Drug-Induced Immune Haemolysis
- True autoantibody induction (e.g. methyldopa, fludarabine): DAT positive with IgG; eluate pan-reactive.
- Hapten mechanism (e.g. penicillin, high-dose): DAT positive with IgG; eluate reactive only with drug-coated cells.
- Non-immunological protein adsorption (e.g. some cephalosporins): DAT positive; no haemolysis; eluate negative.

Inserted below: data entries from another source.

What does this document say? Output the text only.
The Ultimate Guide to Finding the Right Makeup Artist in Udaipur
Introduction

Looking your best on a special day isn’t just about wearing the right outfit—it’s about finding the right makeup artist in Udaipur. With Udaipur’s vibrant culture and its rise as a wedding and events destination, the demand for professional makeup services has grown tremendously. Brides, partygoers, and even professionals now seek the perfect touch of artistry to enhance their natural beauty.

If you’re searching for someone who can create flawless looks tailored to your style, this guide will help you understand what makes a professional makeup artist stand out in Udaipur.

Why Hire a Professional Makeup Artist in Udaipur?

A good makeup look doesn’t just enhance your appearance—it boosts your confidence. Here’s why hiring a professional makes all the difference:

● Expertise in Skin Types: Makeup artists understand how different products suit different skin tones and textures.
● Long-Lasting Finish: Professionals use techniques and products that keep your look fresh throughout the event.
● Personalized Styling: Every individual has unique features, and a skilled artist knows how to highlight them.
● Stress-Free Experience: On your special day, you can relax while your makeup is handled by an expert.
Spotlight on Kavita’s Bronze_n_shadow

Positive DAT in Healthy Individuals
Incidence 1:100 to 1:15,000 depending on technique. Most attributable to low-avidity non-specific IgG adsorption. A positive DAT in isolation, without evidence of haemolysis, must not be misinterpreted as AIHA.
EDTA Sample Requirement
Patient RBCs for DAT should be collected in EDTA. EDTA chelates divalent cations (Ca²⁺, Mg²⁺), preventing in vitro complement activation during sample processing and avoiding false-positive anti-C3 reactions.